The Barn of Chapel Hill is officially moving forward after a series of permit hearings that led to citizen concern.
Many community members felt that the “event barn” was a euphemism for a “party barn,” and worried about intoxicated driving, loud noise and bright lights late at night. When Kara Brewer, owner and operator of the Barn of Chapel Hill, began voicing her plans last fall, neighbors and community members made clear that they wanted the farm to be used as a farm, not an event space.
One community organization, Preserve Rural Orange, felt strongly that the event barn wouldn’t adhere to community needs. Preserve Rural Orange’s website describes the nonprofit organization as a citizen group that seeks to protect watershed land and farms in Orange County. When Brewer sought out an agritourism exemption for her farm back in January, Preserve Rural Orange published the results on their website, claiming that Brewer couldn’t prove the barn would “maintain or promote public health, safety and welfare; maintain or enhance the value of contiguous property; and be in harmony with the area around it.”
Originally, the Board of Adjustment rejected Brewer’s plans, but officials admitted there was not much they could do to keep the project from moving forward.
Brewer’s farm was exempt from county zoning regulations due to it being classified as a “bona-fide” farm, meaning a farm that produces or takes part in activities relating to the production of crops, vegetables, plants or other forms of agriculture. The exemptions can stay in place so long as the farm continues to engage in the agricultural industry. Brewer, however, still chose to go through the process of obtaining permission to build on her land by issuing several requests for the special use permit.
“We still decided to go through the process just because we really wanted to engage the community and say look, I want to do this,” Brewer said. “I want to hear your concerns; I want to know what it is that I can do to make sure that as we invite people to our farm that it is not a problem for you.”
Brewer said that she took concerns into account, and is working to make the Barn of Chapel Hill a win-win for everyone. Brewer is currently using the barn to store equipment and start seedlings that will be transplanted next spring, but come late fall, she said that she expects it to be ready for events.
“I think one of the main concerns was sound, which is very understandable,” Brewer said. “We’re really making sure we’re not allowing any outside amplified music. We are making sure that any kind of event will be inside the barn so that we can keep windows and doors shut. There’s not going to be any tents out there or anything like that, so the fact that we have this barn out here is very conducive for sound control.”

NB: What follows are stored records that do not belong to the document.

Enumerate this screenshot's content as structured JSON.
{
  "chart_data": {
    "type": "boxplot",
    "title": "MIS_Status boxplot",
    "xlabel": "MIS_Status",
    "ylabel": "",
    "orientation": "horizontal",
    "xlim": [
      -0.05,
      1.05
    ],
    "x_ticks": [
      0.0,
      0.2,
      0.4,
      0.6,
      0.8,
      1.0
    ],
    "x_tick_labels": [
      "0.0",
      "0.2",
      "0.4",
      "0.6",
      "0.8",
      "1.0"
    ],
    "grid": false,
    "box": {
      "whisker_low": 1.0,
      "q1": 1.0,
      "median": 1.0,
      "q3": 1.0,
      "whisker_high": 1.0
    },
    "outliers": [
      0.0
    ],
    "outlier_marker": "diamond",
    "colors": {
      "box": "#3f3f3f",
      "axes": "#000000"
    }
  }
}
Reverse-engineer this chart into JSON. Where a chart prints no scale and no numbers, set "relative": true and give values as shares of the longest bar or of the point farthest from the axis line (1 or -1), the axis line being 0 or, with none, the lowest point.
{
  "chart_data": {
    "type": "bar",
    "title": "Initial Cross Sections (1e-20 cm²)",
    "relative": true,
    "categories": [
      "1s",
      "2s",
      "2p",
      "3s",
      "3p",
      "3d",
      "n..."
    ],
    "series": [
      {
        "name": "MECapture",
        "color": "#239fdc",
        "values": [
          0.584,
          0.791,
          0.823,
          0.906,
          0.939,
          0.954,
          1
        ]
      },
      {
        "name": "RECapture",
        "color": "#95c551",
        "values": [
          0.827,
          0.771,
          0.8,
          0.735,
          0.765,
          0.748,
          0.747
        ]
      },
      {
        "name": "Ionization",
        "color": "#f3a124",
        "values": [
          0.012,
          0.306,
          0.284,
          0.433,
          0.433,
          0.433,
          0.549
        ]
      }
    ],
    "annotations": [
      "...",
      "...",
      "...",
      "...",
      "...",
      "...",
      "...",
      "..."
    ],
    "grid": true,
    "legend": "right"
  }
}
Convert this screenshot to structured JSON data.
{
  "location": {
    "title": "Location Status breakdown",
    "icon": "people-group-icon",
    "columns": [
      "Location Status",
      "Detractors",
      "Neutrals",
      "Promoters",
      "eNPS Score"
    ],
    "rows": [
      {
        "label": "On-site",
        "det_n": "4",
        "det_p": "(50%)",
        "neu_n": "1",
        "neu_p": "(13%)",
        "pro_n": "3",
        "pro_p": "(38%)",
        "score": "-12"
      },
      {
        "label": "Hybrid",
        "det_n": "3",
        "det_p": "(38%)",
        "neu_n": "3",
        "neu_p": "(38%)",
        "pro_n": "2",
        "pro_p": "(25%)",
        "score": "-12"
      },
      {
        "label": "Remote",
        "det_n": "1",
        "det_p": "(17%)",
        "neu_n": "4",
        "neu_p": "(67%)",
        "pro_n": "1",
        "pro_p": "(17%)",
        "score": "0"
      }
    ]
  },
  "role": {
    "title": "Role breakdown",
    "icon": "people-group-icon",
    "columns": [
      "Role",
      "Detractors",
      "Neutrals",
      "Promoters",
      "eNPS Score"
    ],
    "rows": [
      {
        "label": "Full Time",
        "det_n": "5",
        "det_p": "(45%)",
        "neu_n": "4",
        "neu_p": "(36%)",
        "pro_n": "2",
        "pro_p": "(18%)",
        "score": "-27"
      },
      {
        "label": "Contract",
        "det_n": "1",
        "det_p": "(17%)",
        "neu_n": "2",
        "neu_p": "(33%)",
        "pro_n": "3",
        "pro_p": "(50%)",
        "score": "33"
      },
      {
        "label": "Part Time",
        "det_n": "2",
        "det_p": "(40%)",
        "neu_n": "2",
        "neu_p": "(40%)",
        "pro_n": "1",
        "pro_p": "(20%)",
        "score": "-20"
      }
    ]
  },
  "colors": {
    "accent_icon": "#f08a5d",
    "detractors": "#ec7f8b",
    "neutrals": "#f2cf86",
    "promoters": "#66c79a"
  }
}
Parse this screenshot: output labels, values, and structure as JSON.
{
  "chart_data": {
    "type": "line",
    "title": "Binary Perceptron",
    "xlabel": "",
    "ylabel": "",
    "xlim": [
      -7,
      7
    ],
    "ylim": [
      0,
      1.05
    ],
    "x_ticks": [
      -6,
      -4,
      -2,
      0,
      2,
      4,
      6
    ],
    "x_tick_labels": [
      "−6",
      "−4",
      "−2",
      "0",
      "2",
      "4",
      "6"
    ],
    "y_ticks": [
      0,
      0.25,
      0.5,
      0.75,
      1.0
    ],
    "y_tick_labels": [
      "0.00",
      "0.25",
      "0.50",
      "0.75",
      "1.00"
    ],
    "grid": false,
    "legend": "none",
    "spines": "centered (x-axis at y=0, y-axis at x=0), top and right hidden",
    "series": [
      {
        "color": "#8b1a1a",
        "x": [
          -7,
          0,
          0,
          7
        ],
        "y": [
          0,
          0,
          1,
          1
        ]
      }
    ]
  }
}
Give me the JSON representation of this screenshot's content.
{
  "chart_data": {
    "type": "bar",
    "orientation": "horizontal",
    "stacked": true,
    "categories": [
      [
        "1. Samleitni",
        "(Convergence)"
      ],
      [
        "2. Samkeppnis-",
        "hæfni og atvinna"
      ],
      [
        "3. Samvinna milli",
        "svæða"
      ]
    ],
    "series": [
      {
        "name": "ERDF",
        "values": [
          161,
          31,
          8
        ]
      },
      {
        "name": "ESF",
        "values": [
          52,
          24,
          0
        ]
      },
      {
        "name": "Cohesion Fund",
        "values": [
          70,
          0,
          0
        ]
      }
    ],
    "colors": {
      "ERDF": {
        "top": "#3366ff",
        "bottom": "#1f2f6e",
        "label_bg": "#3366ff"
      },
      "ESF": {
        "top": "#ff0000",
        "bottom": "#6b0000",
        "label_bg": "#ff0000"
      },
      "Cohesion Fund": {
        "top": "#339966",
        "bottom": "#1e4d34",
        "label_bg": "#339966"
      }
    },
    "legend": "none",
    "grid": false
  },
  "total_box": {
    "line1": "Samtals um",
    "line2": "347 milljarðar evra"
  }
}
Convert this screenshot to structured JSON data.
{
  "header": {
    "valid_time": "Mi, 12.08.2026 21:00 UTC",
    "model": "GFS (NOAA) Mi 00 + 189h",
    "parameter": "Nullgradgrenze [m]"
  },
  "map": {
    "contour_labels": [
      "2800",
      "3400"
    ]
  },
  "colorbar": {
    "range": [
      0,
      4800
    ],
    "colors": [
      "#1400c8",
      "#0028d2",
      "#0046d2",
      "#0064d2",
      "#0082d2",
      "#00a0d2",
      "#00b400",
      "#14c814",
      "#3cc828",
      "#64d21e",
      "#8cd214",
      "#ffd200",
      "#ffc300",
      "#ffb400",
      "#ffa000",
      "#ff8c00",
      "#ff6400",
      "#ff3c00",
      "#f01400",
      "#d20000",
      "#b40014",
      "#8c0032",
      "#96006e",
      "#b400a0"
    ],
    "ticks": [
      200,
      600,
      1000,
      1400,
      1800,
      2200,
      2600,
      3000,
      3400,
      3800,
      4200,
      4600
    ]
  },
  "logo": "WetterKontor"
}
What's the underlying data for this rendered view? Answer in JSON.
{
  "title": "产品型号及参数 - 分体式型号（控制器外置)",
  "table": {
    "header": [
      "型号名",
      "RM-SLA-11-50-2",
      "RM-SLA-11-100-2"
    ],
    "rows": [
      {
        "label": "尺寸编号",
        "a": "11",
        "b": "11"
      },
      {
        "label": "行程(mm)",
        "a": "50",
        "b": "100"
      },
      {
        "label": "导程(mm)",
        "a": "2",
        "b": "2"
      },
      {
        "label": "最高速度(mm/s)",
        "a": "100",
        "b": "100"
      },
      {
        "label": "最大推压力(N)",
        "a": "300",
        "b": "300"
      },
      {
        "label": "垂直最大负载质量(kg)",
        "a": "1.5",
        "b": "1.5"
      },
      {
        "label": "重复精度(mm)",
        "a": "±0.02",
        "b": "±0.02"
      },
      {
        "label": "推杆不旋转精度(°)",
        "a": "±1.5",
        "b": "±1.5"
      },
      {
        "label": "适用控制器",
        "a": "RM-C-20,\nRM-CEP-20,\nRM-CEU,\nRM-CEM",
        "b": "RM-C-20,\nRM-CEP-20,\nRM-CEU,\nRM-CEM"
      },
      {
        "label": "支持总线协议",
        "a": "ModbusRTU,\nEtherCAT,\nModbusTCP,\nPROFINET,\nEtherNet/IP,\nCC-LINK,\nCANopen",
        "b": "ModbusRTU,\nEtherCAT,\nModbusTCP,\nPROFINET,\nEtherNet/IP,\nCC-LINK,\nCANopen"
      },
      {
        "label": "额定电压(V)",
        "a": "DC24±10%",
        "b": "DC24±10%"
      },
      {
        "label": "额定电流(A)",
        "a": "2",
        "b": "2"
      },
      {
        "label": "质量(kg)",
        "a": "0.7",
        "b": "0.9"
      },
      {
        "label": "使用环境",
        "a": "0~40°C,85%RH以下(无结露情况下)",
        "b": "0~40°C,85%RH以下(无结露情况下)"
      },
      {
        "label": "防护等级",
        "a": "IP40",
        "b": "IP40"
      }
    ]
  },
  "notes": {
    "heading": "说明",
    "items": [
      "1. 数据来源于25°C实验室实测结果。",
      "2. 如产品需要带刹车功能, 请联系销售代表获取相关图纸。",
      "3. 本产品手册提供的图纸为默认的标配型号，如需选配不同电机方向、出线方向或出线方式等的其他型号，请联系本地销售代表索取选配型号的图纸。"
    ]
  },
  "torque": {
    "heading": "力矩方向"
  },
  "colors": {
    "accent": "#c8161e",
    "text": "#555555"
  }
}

Brewer said she and her family have begun to take steps toward making their event space work for them without being a nuisance to the community, and they are also in the process of developing their farm.
Currently, Brewer has two bee hives, and is hoping to add more so they can begin to sell honey in 2017. She has over 40 chestnut trees, with plans to double in number next year. In addition, Brewer has begun planting the flower field, and has 1,000 flowers in the ground right now. Brewer expects products to be ready to sell in 2017, when the agritourism she hopes to have on the farm can begin to flourish.
“We’re seeing a lot of farm land go toward housing developments and shopping centers, and that’s not necessarily a bad thing, “Brewer said. “But we also need to make sure that we’re really keeping aware of the fact that we also need to be able to put farm land back into production and really try to save our family farms. One of the best ways to do that is through agritourism.”
Brewer added, “Agritourism, I believe, really strengthens the family farm. It helps with the connection to the public, brings people out to farm. It encourages learning and public engagement.”
As part of this agritourism, Brewer plans to have educational tours in which students can see the bee hives through an observational hive. She envisions an entire bee program, where visitors can see hives in the flower field and see the queen bees up close. In addition, she plans to use the flower field to teach students about different types of plants while having them physically engage in the planting process—this, Brewer hopes, will be put in place by summer of 2017.
Come next year, Brewer said that the Barn of Chapel Hill and the surrounding land will be up-and-running for business. For now, she is working on organization, construction and putting strategies in place to keep the peace with neighbors.